How Deep Should You Plan?
Do you really need to forecast how much stationery a profit centre will spend? Or do you trust the manager to forecast at a higher level with say ten categories that really matter (such as Salaries, On Costs, Premises etc.). Does your organisation also need to plan at the Profit Centre, or is a higher node of your business more relevant?
How Far Out Should You Plan?
What’s the relevant horizon you should use for planning? Is it 3 months, 15 months or 3 years? How quickly can you get stock? How fast can you gear up your staff? What are your cash requirements? Does your whole business need to use the same horizon? Do you have to comply with a parent company’s requirements? These are all questions that will all determine the relevancy of time in your planning.
Should You Use Rolling Forecasts?
Do you need to forecast for fixed financial years or you would be better to use rolling forecasts? Is it really relevant to your business that you forecast to the end of the financial year? Or should you be thinking about your business cycles and planning around those and then using a reporting environment to aggregation for the financial year?
How often should you re-evaluate your strategy?
Is your business dynamic? Is the market fast changing? Or is it mature and extremely stable, with constant demand, low staff turnover and virtually guaranteed cashflow? The speed that you need to be able to react will determine how often you need to adjust your strategy. It may be weekly or monthly, quarterly or even yearly.
How many people need to be involved?
Who does your planning now? Who should? Is it one department or many? Are they all located in a single office or spread? Should your business managers “own” their plans? Best practice would tend towards high involvement and a top down approach, but how do you integrate the two?
How quickly can you respond to opportunities or threats?
Other than regular evaluation of your strategy, how quickly can your business respond when threatened or when there’s a major opportunity? Will you have the cash when you need it? Or the people, raw materials, bandwidth, culture or skill to react appropriately.
Is your planning locked into spreadsheets that fail?
Have you ever:
- used the “Save As” button in a spreadsheet – and thereby created yet another version of the truth?
- seen a formula like “=A1+A2+50000”, with the $50k added because someone wanted a specific answer that then destroyed the credibility of the spreadsheet.
- Changed the name of a folder and broken all the links to another spreadsheet?
If you've used spreadsheets for complex business planning, the answer is probably yes.

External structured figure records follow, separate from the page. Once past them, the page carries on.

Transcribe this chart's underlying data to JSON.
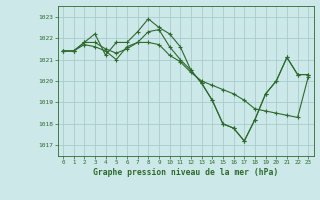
{
  "title": "Graphe pression niveau de la mer (hPa)",
  "background_color": "#cce8e8",
  "grid_color": "#aacccc",
  "line_color": "#2d6a2d",
  "xlim": [
    -0.5,
    23.5
  ],
  "ylim": [
    1016.5,
    1023.5
  ],
  "yticks": [
    1017,
    1018,
    1019,
    1020,
    1021,
    1022,
    1023
  ],
  "xticks": [
    0,
    1,
    2,
    3,
    4,
    5,
    6,
    7,
    8,
    9,
    10,
    11,
    12,
    13,
    14,
    15,
    16,
    17,
    18,
    19,
    20,
    21,
    22,
    23
  ],
  "series": [
    [
      1021.4,
      1021.4,
      1021.8,
      1022.2,
      1021.2,
      1021.8,
      1021.8,
      1022.3,
      1022.9,
      1022.5,
      1022.2,
      1021.6,
      1020.5,
      1019.9,
      1019.1,
      1018.0,
      1017.8,
      1017.2,
      1018.2,
      1019.4,
      1020.0,
      1021.1,
      1020.3,
      1020.3
    ],
    [
      1021.4,
      1021.4,
      1021.8,
      1021.8,
      1021.5,
      1021.3,
      1021.5,
      1021.8,
      1022.3,
      1022.4,
      1021.6,
      1021.0,
      1020.5,
      1019.9,
      1019.1,
      1018.0,
      1017.8,
      1017.2,
      1018.2,
      1019.4,
      1020.0,
      1021.1,
      1020.3,
      1020.3
    ],
    [
      1021.4,
      1021.4,
      1021.7,
      1021.6,
      1021.4,
      1021.0,
      1021.6,
      1021.8,
      1021.8,
      1021.7,
      1021.2,
      1020.9,
      1020.4,
      1020.0,
      1019.8,
      1019.6,
      1019.4,
      1019.1,
      1018.7,
      1018.6,
      1018.5,
      1018.4,
      1018.3,
      1020.2
    ]
  ]
}
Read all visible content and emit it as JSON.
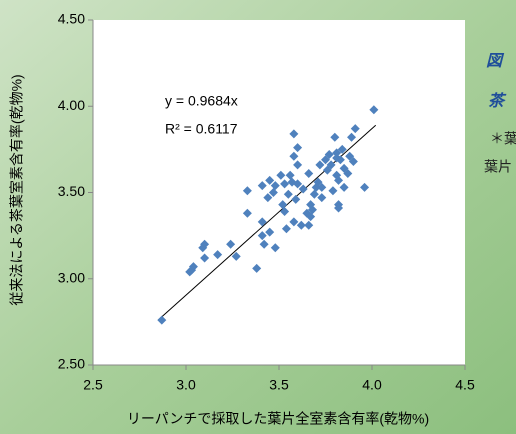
{
  "chart_data": {
    "type": "scatter",
    "x_label": "リーパンチで採取した葉片全室素含有率(乾物%)",
    "y_label": "従来法による茶葉室素含有率(乾物%)",
    "annotations": [
      "y = 0.9684x",
      "R² = 0.6117"
    ],
    "side_texts": [
      "図",
      "茶",
      "＊葉",
      "葉片"
    ],
    "color": "#4f81bd",
    "grid": false,
    "xlim": [
      2.5,
      4.5
    ],
    "ylim": [
      2.5,
      4.5
    ],
    "xticks": [
      2.5,
      {
        "value": 3,
        "label": "3.0"
      },
      3.5,
      {
        "value": 4,
        "label": "4.0"
      },
      4.5
    ],
    "yticks": [
      {
        "value": 2.5,
        "label": "2.50"
      },
      {
        "value": 3,
        "label": "3.00"
      },
      {
        "value": 3.5,
        "label": "3.50"
      },
      {
        "value": 4,
        "label": "4.00"
      },
      {
        "value": 4.5,
        "label": "4.50"
      }
    ],
    "trendline": {
      "x": [
        2.85,
        4.02
      ],
      "y": [
        2.76,
        3.89
      ]
    },
    "x": [
      2.87,
      3.02,
      3.04,
      3.03,
      3.1,
      3.1,
      3.09,
      3.17,
      3.24,
      3.27,
      3.33,
      3.33,
      3.38,
      3.41,
      3.41,
      3.42,
      3.41,
      3.44,
      3.45,
      3.45,
      3.47,
      3.48,
      3.48,
      3.52,
      3.51,
      3.53,
      3.53,
      3.54,
      3.55,
      3.56,
      3.57,
      3.58,
      3.58,
      3.58,
      3.59,
      3.6,
      3.6,
      3.6,
      3.62,
      3.63,
      3.65,
      3.66,
      3.67,
      3.68,
      3.69,
      3.7,
      3.67,
      3.71,
      3.72,
      3.73,
      3.73,
      3.75,
      3.76,
      3.77,
      3.78,
      3.79,
      3.81,
      3.81,
      3.8,
      3.81,
      3.82,
      3.82,
      3.82,
      3.83,
      3.84,
      3.85,
      3.85,
      3.87,
      3.88,
      3.89,
      3.9,
      3.91,
      3.96,
      4.01,
      3.66
    ],
    "values": [
      2.76,
      3.04,
      3.07,
      3.05,
      3.12,
      3.2,
      3.18,
      3.14,
      3.2,
      3.13,
      3.38,
      3.51,
      3.06,
      3.33,
      3.25,
      3.2,
      3.54,
      3.47,
      3.27,
      3.57,
      3.5,
      3.18,
      3.54,
      3.43,
      3.6,
      3.55,
      3.39,
      3.29,
      3.49,
      3.6,
      3.56,
      3.71,
      3.84,
      3.33,
      3.46,
      3.55,
      3.66,
      3.76,
      3.31,
      3.52,
      3.38,
      3.61,
      3.43,
      3.4,
      3.49,
      3.53,
      3.36,
      3.56,
      3.66,
      3.53,
      3.47,
      3.69,
      3.63,
      3.72,
      3.66,
      3.51,
      3.7,
      3.6,
      3.82,
      3.73,
      3.57,
      3.43,
      3.41,
      3.69,
      3.75,
      3.64,
      3.53,
      3.61,
      3.71,
      3.82,
      3.68,
      3.87,
      3.53,
      3.98,
      3.31
    ]
  }
}
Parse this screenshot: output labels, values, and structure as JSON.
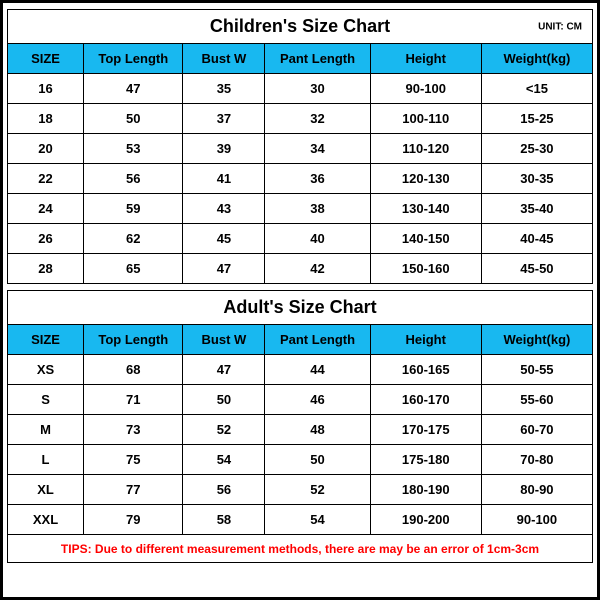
{
  "unit_label": "UNIT: CM",
  "header_bg_color": "#18b8f0",
  "tips_color": "#ff0000",
  "tips_bg_color": "#ffffff",
  "tips_text": "TIPS: Due to different measurement methods, there are may be an error of 1cm-3cm",
  "children": {
    "title": "Children's Size Chart",
    "columns": [
      "SIZE",
      "Top Length",
      "Bust W",
      "Pant Length",
      "Height",
      "Weight(kg)"
    ],
    "rows": [
      [
        "16",
        "47",
        "35",
        "30",
        "90-100",
        "<15"
      ],
      [
        "18",
        "50",
        "37",
        "32",
        "100-110",
        "15-25"
      ],
      [
        "20",
        "53",
        "39",
        "34",
        "110-120",
        "25-30"
      ],
      [
        "22",
        "56",
        "41",
        "36",
        "120-130",
        "30-35"
      ],
      [
        "24",
        "59",
        "43",
        "38",
        "130-140",
        "35-40"
      ],
      [
        "26",
        "62",
        "45",
        "40",
        "140-150",
        "40-45"
      ],
      [
        "28",
        "65",
        "47",
        "42",
        "150-160",
        "45-50"
      ]
    ]
  },
  "adult": {
    "title": "Adult's Size Chart",
    "columns": [
      "SIZE",
      "Top Length",
      "Bust W",
      "Pant Length",
      "Height",
      "Weight(kg)"
    ],
    "rows": [
      [
        "XS",
        "68",
        "47",
        "44",
        "160-165",
        "50-55"
      ],
      [
        "S",
        "71",
        "50",
        "46",
        "160-170",
        "55-60"
      ],
      [
        "M",
        "73",
        "52",
        "48",
        "170-175",
        "60-70"
      ],
      [
        "L",
        "75",
        "54",
        "50",
        "175-180",
        "70-80"
      ],
      [
        "XL",
        "77",
        "56",
        "52",
        "180-190",
        "80-90"
      ],
      [
        "XXL",
        "79",
        "58",
        "54",
        "190-200",
        "90-100"
      ]
    ]
  }
}
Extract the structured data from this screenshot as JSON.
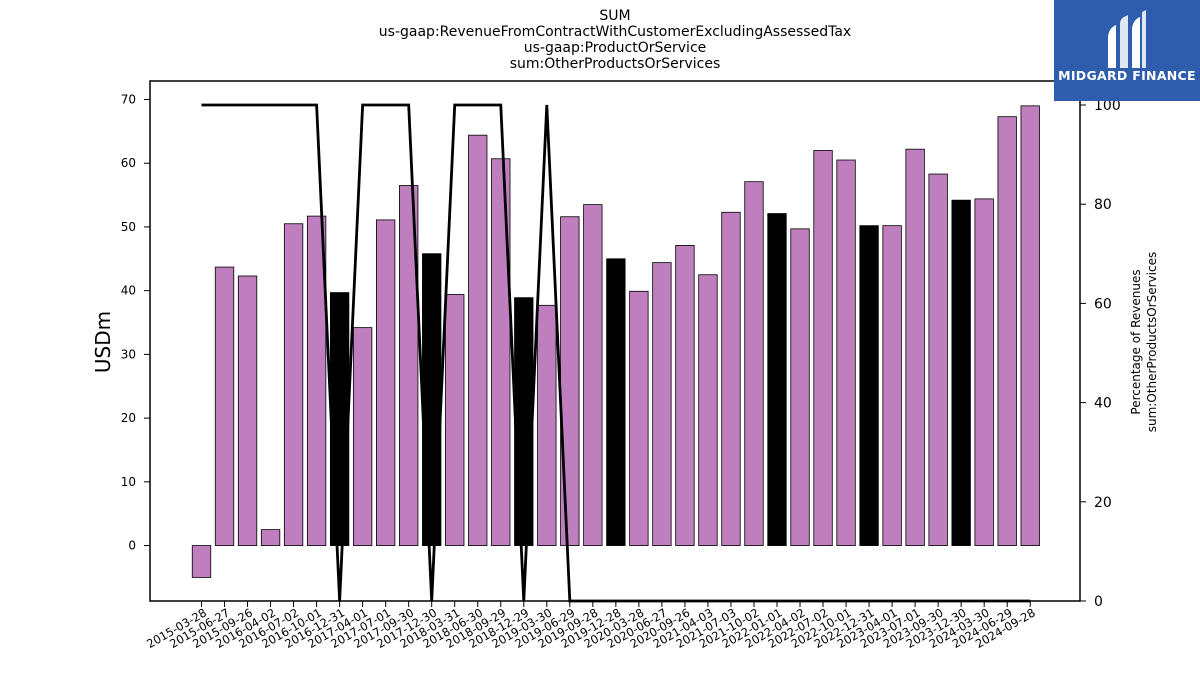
{
  "title_lines": [
    "SUM",
    "us-gaap:RevenueFromContractWithCustomerExcludingAssessedTax",
    "us-gaap:ProductOrService",
    "sum:OtherProductsOrServices"
  ],
  "logo": {
    "text": "MIDGARD FINANCE",
    "icon": "midgard-logo-icon",
    "background": "#2d5dac"
  },
  "chart_data": {
    "type": "bar",
    "ylabel": "USDm",
    "y2label_lines": [
      "Percentage of Revenues",
      "sum:OtherProductsOrServices"
    ],
    "ylim": [
      -8.7,
      72.9
    ],
    "y2lim": [
      0,
      100
    ],
    "yticks": [
      0,
      10,
      20,
      30,
      40,
      50,
      60,
      70
    ],
    "y2ticks": [
      0,
      20,
      40,
      60,
      80,
      100
    ],
    "colors": {
      "bar": "#bf7fbf",
      "bar_highlight": "#000000",
      "line": "#000000"
    },
    "categories": [
      "2015-03-28",
      "2015-06-27",
      "2015-09-26",
      "2016-04-02",
      "2016-07-02",
      "2016-10-01",
      "2016-12-31",
      "2017-04-01",
      "2017-07-01",
      "2017-09-30",
      "2017-12-30",
      "2018-03-31",
      "2018-06-30",
      "2018-09-29",
      "2018-12-29",
      "2019-03-30",
      "2019-06-29",
      "2019-09-28",
      "2019-12-28",
      "2020-03-28",
      "2020-06-27",
      "2020-09-26",
      "2021-04-03",
      "2021-07-03",
      "2021-10-02",
      "2022-01-01",
      "2022-04-02",
      "2022-07-02",
      "2022-10-01",
      "2022-12-31",
      "2023-04-01",
      "2023-07-01",
      "2023-09-30",
      "2023-12-30",
      "2024-03-30",
      "2024-06-29",
      "2024-09-28"
    ],
    "series": [
      {
        "type": "bar",
        "values": [
          -5.0,
          43.7,
          42.3,
          2.5,
          50.5,
          51.7,
          39.7,
          34.2,
          51.1,
          56.5,
          45.8,
          39.4,
          64.4,
          60.7,
          38.9,
          37.7,
          51.6,
          53.5,
          45.0,
          39.9,
          44.4,
          47.1,
          42.5,
          52.3,
          57.1,
          52.1,
          49.7,
          62.0,
          60.5,
          50.2,
          50.2,
          62.2,
          58.3,
          54.2,
          54.4,
          67.3,
          69.0
        ],
        "highlight": [
          false,
          false,
          false,
          false,
          false,
          false,
          true,
          false,
          false,
          false,
          true,
          false,
          false,
          false,
          true,
          false,
          false,
          false,
          true,
          false,
          false,
          false,
          false,
          false,
          false,
          true,
          false,
          false,
          false,
          true,
          false,
          false,
          false,
          true,
          false,
          false,
          false
        ]
      },
      {
        "type": "line",
        "axis": "right",
        "values": [
          100,
          100,
          100,
          100,
          100,
          100,
          0,
          100,
          100,
          100,
          0,
          100,
          100,
          100,
          0,
          100,
          0,
          0,
          0,
          0,
          0,
          0,
          0,
          0,
          0,
          0,
          0,
          0,
          0,
          0,
          0,
          0,
          0,
          0,
          0,
          0,
          0
        ]
      }
    ]
  }
}
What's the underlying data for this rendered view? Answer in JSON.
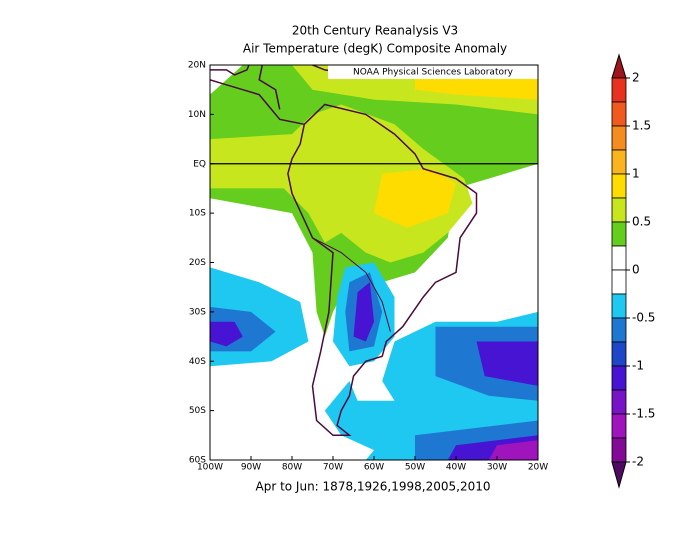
{
  "title": "20th Century Reanalysis V3",
  "subtitle": "Air Temperature (degK) Composite Anomaly",
  "footer": "Apr to Jun: 1878,1926,1998,2005,2010",
  "credit": "NOAA Physical Sciences Laboratory",
  "map": {
    "xlim": [
      -100,
      -20
    ],
    "ylim": [
      -60,
      20
    ],
    "xticks": [
      {
        "value": -100,
        "label": "100W"
      },
      {
        "value": -90,
        "label": "90W"
      },
      {
        "value": -80,
        "label": "80W"
      },
      {
        "value": -70,
        "label": "70W"
      },
      {
        "value": -60,
        "label": "60W"
      },
      {
        "value": -50,
        "label": "50W"
      },
      {
        "value": -40,
        "label": "40W"
      },
      {
        "value": -30,
        "label": "30W"
      },
      {
        "value": -20,
        "label": "20W"
      }
    ],
    "yticks": [
      {
        "value": 20,
        "label": "20N"
      },
      {
        "value": 10,
        "label": "10N"
      },
      {
        "value": 0,
        "label": "EQ"
      },
      {
        "value": -10,
        "label": "10S"
      },
      {
        "value": -20,
        "label": "20S"
      },
      {
        "value": -30,
        "label": "30S"
      },
      {
        "value": -40,
        "label": "40S"
      },
      {
        "value": -50,
        "label": "50S"
      },
      {
        "value": -60,
        "label": "60S"
      }
    ]
  },
  "colorbar": {
    "lim": [
      -2,
      2
    ],
    "ticks": [
      2,
      1.5,
      1,
      0.5,
      0,
      -0.5,
      -1,
      -1.5,
      -2
    ],
    "colors": [
      "#a0141e",
      "#e6321e",
      "#f05a1e",
      "#f58c1e",
      "#fab41e",
      "#ffdc00",
      "#c8e61e",
      "#64cd1e",
      "#ffffff",
      "#ffffff",
      "#1ec8f0",
      "#1e78d2",
      "#1e46c8",
      "#4614d2",
      "#7814c8",
      "#a014be",
      "#820a96",
      "#500a64"
    ]
  }
}
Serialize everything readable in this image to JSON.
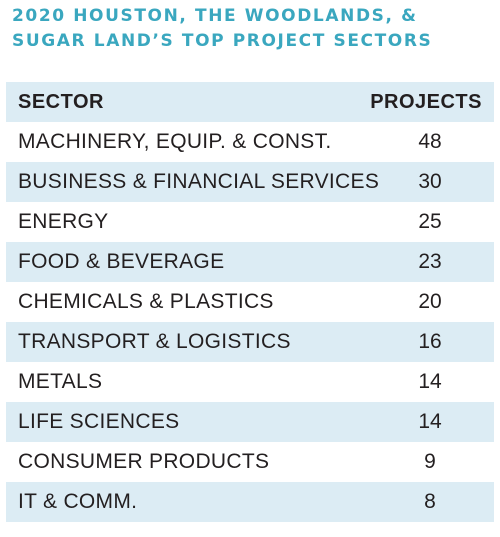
{
  "title_line1": "2020 HOUSTON, THE WOODLANDS, &",
  "title_line2": "SUGAR LAND’S TOP PROJECT SECTORS",
  "colors": {
    "title": "#3aa7bf",
    "row_shade": "#dcecf4",
    "text": "#231f20"
  },
  "chart_data": {
    "type": "table",
    "title": "2020 HOUSTON, THE WOODLANDS, & SUGAR LAND’S TOP PROJECT SECTORS",
    "columns": [
      "SECTOR",
      "PROJECTS"
    ],
    "rows": [
      {
        "sector": "MACHINERY, EQUIP. & CONST.",
        "projects": 48
      },
      {
        "sector": "BUSINESS & FINANCIAL SERVICES",
        "projects": 30
      },
      {
        "sector": "ENERGY",
        "projects": 25
      },
      {
        "sector": "FOOD & BEVERAGE",
        "projects": 23
      },
      {
        "sector": "CHEMICALS & PLASTICS",
        "projects": 20
      },
      {
        "sector": "TRANSPORT & LOGISTICS",
        "projects": 16
      },
      {
        "sector": "METALS",
        "projects": 14
      },
      {
        "sector": "LIFE SCIENCES",
        "projects": 14
      },
      {
        "sector": "CONSUMER PRODUCTS",
        "projects": 9
      },
      {
        "sector": "IT & COMM.",
        "projects": 8
      }
    ]
  }
}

How wrong can you afford to be?
Sounds a dumb question, doesn’t it? It’s actually probably the most important. If you’re planning out 15 months and your business cycle is 3 months, then getting the 15th month wrong probably doesn’t matter. However, getting the 3rd month significantly wrong and basing your decisions on the “absolutes” calculated in your forecast could be very painful. No plan is ever perfect. Most companies don’t even approach 90% accuracy even one month out when forecasting.